• miley cyrus'un adıyla müsemma çiçek gibi yeni teklisi, şarkı da video da tertemiz. liam hemsworth'ün doğum gününü ona atılabilecek en zarif şekilde diss atarak kutluyor olmasının yanında, şarkıda tatlı bir doksanlar esintisi mevcut, tam feel good şarkısı. gelecek albümünün adının endless summer vacation olacağını düşünürsek bunun gibi içimizi açacak yeni şarkılar yoldadır demektir. miley'nin bangerz'dan beri aradaki ufak tefek şeyleri saymazsak taş üstüne taş koyarak kariyerini taşıdığı çok belli, hakkı yenen plastic hearts'tan sonra umarım yeni albüm hakettiği değeri görür diyelim. herkes için gelsin:

    -can you love me better, i can love me better baby-
  • "kendi elimi tutabilirim,
    kendimi, senin beni sevdiginden daha iyi sevebilirim."

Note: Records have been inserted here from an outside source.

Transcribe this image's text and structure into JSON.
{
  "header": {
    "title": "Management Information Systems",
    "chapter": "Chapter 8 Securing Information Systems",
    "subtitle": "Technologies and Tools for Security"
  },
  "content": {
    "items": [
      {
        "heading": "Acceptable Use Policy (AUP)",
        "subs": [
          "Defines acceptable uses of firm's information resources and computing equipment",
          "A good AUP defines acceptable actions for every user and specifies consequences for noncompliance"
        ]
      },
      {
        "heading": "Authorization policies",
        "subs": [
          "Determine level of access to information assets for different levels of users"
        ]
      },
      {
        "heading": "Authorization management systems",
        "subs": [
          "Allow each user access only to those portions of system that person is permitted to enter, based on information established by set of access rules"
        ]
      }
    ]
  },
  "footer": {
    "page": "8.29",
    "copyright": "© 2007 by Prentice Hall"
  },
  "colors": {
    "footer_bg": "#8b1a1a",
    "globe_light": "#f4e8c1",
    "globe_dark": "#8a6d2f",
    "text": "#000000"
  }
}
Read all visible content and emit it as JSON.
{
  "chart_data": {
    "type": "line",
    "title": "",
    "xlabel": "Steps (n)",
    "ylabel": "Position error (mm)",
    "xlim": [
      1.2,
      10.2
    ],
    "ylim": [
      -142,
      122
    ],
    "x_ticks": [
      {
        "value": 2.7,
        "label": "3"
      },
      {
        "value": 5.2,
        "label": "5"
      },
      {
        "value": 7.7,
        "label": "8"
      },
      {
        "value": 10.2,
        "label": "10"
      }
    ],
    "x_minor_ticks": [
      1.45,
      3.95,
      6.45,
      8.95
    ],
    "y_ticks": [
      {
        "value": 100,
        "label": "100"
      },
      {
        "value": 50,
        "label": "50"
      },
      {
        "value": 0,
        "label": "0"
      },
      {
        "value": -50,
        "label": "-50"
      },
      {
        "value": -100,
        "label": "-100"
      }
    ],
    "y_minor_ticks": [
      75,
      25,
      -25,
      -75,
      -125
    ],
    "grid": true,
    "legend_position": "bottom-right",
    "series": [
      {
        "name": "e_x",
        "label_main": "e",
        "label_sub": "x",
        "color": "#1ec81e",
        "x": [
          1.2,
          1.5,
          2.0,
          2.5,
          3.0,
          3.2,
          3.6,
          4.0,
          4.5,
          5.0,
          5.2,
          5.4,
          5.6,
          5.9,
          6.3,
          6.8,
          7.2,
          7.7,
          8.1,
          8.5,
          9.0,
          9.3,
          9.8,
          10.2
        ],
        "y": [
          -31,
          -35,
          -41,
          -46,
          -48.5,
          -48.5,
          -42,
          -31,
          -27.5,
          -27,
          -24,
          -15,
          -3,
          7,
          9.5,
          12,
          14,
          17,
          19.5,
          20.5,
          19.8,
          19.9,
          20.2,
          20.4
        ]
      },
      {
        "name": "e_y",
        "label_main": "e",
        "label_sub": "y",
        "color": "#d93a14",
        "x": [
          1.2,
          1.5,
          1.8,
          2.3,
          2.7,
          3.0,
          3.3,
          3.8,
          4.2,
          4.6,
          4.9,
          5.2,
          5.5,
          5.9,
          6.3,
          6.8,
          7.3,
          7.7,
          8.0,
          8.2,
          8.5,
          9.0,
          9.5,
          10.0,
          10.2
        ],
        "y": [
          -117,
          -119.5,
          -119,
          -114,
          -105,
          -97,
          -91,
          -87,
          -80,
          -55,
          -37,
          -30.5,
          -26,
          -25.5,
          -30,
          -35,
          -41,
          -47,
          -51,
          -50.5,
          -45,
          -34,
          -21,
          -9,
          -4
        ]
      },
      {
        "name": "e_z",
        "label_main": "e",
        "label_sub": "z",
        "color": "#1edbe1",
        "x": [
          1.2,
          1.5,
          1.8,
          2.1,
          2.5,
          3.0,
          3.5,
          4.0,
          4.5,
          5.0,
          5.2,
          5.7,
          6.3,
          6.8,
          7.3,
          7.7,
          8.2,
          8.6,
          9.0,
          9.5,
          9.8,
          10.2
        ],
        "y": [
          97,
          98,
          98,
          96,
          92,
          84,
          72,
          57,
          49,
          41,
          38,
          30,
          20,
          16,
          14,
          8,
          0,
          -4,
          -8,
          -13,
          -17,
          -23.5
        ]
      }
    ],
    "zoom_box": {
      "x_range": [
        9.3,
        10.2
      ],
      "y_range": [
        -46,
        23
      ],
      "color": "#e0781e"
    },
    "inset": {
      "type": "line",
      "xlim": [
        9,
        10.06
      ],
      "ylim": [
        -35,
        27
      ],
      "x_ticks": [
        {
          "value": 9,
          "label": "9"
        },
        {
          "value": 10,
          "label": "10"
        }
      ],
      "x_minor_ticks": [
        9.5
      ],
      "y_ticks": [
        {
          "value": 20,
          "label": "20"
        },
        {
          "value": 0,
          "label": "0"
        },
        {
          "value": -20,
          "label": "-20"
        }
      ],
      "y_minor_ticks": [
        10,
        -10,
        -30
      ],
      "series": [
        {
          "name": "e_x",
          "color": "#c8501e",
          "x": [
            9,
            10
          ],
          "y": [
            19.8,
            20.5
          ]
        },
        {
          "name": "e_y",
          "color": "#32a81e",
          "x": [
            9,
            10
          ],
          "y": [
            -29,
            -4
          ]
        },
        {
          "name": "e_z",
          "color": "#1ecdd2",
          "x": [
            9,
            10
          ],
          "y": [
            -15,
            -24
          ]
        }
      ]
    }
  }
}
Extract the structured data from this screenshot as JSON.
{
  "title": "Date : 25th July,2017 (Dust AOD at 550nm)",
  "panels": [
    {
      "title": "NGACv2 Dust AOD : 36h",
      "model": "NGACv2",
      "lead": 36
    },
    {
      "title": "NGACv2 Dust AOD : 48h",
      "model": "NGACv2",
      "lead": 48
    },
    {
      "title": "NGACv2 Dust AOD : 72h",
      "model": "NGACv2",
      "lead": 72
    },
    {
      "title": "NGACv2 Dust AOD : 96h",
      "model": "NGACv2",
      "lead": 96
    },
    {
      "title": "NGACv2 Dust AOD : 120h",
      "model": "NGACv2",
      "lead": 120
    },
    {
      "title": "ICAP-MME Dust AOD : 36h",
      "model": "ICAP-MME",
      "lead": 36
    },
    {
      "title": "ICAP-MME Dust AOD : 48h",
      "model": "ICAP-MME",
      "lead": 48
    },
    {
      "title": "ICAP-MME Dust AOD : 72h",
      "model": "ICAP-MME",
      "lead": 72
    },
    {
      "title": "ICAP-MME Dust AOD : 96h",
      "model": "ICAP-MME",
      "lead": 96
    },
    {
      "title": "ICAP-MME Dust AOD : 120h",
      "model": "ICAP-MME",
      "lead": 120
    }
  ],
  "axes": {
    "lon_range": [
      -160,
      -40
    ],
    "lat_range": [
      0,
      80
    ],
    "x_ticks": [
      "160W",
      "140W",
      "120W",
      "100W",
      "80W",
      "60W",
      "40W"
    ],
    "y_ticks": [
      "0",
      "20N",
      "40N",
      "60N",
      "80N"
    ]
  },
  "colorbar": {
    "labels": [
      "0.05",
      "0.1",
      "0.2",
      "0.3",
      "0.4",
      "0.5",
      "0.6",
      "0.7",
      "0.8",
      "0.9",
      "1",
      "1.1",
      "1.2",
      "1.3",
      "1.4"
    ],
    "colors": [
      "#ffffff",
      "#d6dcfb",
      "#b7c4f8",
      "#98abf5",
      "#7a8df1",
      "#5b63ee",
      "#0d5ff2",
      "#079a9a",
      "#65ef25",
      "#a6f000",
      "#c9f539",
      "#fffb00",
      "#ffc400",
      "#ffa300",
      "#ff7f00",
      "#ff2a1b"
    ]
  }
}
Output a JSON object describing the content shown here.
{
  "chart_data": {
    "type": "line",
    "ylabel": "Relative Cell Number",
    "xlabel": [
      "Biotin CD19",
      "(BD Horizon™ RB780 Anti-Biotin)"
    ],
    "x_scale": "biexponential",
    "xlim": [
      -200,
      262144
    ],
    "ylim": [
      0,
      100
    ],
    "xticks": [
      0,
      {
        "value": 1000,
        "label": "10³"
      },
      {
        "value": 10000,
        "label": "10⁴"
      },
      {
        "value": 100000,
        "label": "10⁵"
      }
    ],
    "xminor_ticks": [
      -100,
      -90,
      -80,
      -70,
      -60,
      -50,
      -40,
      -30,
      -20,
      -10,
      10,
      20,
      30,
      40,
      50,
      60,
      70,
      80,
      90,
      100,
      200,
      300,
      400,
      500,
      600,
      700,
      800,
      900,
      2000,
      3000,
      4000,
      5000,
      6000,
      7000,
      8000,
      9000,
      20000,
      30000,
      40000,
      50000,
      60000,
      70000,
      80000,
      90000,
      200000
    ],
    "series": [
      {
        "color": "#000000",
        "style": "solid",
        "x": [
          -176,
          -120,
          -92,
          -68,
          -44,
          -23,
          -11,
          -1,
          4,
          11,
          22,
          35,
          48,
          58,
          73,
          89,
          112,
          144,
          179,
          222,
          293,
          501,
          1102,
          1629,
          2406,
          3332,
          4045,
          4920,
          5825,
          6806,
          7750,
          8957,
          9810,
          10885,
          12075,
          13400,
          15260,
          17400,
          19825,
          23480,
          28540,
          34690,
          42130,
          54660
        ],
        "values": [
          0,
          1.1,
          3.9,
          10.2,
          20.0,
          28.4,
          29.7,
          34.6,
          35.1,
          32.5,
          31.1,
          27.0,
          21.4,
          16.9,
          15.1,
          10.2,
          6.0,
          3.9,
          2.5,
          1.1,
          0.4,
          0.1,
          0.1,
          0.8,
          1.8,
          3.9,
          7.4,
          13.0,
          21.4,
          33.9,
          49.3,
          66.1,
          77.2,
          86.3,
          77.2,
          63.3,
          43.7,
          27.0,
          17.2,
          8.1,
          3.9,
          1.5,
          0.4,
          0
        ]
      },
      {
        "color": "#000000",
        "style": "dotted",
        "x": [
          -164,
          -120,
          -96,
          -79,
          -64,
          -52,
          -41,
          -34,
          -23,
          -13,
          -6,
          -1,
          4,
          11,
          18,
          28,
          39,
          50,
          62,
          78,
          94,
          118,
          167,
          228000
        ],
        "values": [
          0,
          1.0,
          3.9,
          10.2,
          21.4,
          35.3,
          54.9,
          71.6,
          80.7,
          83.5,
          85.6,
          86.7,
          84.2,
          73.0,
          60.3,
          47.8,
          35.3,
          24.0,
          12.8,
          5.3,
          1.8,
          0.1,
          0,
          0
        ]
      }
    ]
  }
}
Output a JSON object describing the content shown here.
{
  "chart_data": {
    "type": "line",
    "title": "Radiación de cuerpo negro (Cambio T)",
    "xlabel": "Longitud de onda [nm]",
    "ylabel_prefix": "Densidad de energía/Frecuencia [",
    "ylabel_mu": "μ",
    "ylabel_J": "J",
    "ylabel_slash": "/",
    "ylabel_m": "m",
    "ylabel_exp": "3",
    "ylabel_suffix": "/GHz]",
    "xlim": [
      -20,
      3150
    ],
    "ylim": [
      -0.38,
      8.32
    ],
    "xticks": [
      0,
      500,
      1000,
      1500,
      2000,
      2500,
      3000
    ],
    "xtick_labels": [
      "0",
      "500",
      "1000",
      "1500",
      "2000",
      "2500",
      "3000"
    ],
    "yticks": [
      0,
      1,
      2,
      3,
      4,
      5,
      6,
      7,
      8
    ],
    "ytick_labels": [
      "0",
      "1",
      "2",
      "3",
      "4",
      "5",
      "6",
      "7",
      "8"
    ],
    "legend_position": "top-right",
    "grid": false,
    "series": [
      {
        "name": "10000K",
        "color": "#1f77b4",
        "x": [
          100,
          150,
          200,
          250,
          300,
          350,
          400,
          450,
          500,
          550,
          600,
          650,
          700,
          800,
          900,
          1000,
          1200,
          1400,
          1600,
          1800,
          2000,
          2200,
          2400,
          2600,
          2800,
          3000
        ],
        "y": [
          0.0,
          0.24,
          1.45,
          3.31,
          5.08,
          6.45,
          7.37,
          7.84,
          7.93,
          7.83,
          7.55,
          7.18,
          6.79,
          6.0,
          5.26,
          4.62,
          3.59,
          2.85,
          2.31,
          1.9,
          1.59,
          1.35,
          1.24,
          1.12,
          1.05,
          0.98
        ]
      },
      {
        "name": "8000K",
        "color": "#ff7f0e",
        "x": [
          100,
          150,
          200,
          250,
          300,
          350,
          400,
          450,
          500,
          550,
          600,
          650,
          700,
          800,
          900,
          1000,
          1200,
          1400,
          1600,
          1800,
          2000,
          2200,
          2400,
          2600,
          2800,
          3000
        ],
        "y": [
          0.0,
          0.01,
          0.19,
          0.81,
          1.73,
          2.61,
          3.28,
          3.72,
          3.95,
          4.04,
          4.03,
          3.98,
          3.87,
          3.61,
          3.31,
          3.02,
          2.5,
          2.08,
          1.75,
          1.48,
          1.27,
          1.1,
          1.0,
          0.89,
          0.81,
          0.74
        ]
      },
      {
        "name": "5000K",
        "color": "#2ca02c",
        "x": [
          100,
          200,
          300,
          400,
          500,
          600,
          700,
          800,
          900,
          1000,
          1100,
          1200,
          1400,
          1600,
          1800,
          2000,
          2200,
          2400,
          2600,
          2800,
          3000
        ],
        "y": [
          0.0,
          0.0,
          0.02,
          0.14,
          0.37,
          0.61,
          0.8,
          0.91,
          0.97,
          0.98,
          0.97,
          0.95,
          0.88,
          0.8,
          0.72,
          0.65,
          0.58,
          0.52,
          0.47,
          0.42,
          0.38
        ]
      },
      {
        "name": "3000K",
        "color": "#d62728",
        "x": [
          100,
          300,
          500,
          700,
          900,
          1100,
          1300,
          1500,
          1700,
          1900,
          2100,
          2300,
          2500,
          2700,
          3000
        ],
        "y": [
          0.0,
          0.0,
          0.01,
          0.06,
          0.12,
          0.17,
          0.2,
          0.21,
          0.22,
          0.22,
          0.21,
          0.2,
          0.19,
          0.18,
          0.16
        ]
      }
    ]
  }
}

    oyle bir dolandi ki sozleri dilime, tshirt yaptirip gezebilirim. melodisini de sevdim. 90'lar pop listesi yapmistim. sanki oraya girecek bir sarki kesfetmis gibiyim. sertab erener'in yolun basi sarkisi ve daha pek cok sarkiyi hatirlatiyor. bu kadar iyi hissettiren bir sarkidan sonra, mart'ta miley'cigimden bomba gibi album bekliyorum.
  • ön edit: miley ile doğum günlerimizi paylaştığımızdan özel bir sempatim var kendisine içten içe. :> normalde bizim doğum günümüzde* çıkacaktı bu şarkı ama liam eşeğinin doğum gününe karar kıldı.
    yeni bilgi editi: klipte giydiği '91 ss koleksiyonundan olan vintage ysl elbise, 2020 yılında marvel'ın bir filminin prömiyerinde giymek istediği fakat liam'ın “hayat kadınlarına benzemişsin” dediği için giyemediği elbiseymiş. hatta klibin açılışında yaptığı hafif twerk hareketi zamanında bir röportaj esnasında miley'nin liam'a yaptığı ve liam'ın rahatsız olduğunu kameralar önünde belirttiği ana ithafmış.

    miley cyrus'ın endless summer vacation albümünden yayınlanan ilk parçası.
    şarkının self love'dan çok eski kocasıyla alakalı olduğunu girişinden söyleyebiliriz.

    "built a home and watched it burn"

    malibu'daki evleri cayır cayır yanmıştı.

    şarkının klibinde liam hemsworth'ün miley cyrus'ı tam 14 kere aldatmak için tuttuğu ev kullanılmış. savage burn. liam'ın yine miley'nin asla spor yapmaması ve formunu korumamasına çok takıldığı söylenmişti, o da kullanılmış.

    şarkıda benim dikkatimi çekense sözlerin, when i was your man'e bir cevap gibi olduğunu düşünüyorum. (zaten öyleymiş.)

    -"that i should have bought you flowers"
    +"i can buy myself flowers"

    -"and held your hand"
    -"and i can hold my own hand"

    -"should have gave you all my hours
    when i had the chance"
    +"talk to myself for hours"

    -"take you to every party 'cause all you wanted to do was dance"
    +"i can take myself dancing"

    muhtemelen liam hemsworth bu şarkıyı özel bir anlarında kullandı ya da ikisinin şarkısıydı, miley de gerek beat gerek sözlerle cevabını verdi*.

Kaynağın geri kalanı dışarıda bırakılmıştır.